Ce concept est apparu en
France, au milieu des années 1980.
D’abord
initié dans le cadre d’ateliers ou de bureaux
relais, les pépinières ou ruches ou couveuses
étaient des outils tournés prioritairement
vers l’insertion par l’économique et
la reconversion de sites industriels. Ce concept a évolué
et dans les années 90, les pépinières
d’entreprises sont devenues des outils d’hébergement,
de services, et d’accompagnement. La crise de l’immobilier,
doublée de la chute du nombre des créations
d’entreprises dans les années 1992-1996 a eu
pour conséquence de mettre certaines collectivités
en difficulté par rapport à leur immobilier
d’entreprises. Pour certaine commune, la tentation
a été de transformer les pépinières
en hôtel d’entreprises pour signer des baux
commerciaux et ainsi se préserver du départ
rapide des entreprises.
Dans ces années là, l’intercommunalité
et la mise en place d’outils communs sur les bassins
n’étaient pas de mise pour les collectivités
locales. Les élus privilégiaient un outil
local, communiquaient autour et essayaient de le faire vivre.
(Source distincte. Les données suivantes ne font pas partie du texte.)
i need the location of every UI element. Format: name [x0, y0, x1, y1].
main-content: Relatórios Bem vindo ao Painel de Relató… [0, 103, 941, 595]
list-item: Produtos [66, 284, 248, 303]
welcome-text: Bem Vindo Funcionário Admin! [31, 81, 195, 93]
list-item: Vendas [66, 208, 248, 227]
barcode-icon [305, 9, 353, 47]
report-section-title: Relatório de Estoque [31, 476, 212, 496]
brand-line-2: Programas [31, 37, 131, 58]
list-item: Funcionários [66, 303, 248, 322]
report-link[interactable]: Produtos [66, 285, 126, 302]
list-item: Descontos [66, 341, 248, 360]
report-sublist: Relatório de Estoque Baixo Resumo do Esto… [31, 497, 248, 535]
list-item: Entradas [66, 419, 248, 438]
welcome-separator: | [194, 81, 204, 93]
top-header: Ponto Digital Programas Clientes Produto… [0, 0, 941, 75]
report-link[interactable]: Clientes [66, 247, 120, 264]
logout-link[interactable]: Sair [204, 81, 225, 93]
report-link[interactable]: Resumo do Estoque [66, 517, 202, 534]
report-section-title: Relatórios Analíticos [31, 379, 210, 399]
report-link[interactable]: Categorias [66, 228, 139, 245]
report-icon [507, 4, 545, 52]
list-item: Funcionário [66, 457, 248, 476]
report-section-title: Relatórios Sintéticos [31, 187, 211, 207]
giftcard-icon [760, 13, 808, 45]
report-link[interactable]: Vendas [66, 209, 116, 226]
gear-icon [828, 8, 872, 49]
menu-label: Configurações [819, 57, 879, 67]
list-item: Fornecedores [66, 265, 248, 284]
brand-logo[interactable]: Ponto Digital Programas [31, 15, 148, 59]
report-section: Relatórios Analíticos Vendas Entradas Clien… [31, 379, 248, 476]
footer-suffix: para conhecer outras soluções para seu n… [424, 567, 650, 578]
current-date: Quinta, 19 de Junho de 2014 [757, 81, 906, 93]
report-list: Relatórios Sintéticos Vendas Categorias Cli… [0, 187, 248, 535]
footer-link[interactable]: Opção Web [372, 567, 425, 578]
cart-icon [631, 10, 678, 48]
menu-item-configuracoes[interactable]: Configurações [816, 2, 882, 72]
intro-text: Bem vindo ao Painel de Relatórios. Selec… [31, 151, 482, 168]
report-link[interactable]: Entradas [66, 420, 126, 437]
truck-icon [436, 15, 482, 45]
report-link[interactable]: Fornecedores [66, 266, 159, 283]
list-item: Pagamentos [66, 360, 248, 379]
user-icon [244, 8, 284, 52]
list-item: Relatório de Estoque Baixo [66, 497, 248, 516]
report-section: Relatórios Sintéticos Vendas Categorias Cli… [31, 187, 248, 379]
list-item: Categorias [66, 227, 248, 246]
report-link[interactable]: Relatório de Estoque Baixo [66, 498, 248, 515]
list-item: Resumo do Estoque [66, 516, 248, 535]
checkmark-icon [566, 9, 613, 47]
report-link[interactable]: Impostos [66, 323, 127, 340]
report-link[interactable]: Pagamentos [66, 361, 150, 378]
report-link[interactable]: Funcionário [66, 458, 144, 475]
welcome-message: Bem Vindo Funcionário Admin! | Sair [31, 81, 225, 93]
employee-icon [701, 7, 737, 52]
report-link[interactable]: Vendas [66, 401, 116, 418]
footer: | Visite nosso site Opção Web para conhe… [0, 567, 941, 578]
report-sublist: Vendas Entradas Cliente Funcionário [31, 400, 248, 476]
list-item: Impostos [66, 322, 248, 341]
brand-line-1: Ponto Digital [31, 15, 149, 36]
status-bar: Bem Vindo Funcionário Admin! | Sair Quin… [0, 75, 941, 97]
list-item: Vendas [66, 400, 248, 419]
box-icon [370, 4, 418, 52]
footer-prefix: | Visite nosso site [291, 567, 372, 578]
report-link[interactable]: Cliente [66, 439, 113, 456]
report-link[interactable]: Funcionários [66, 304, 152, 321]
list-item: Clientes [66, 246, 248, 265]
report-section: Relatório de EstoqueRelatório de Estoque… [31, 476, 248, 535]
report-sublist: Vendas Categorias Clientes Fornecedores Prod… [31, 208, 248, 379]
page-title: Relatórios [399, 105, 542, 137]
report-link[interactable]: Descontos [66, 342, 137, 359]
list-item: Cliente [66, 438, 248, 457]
Les pépinières ont perdu leur nature et n’ont,
parfois, plus joué le rôle d’accompagnement
et de soutien à la création.
En 1997 les choses évoluent. Une
norme vient définir précisément la
mission des pépinières et référence
le métier de dirigeant de pépinières
d’entreprises. Un nouveau métier est décrit.
Un nouvel outil est mis en place. Désormais, une
pépinière doit remplir 3 missions : l’hébergement,
les services, l’acccompagnement. L’équipe
dirigeante doit être en capacité d’exécuter
ces missions. Ainsi cet outil de développement économique,
ne se trouve plus lié directement à une notion
immobilière mais plus sûrement à un
profil de soutien à la création d’entreprises.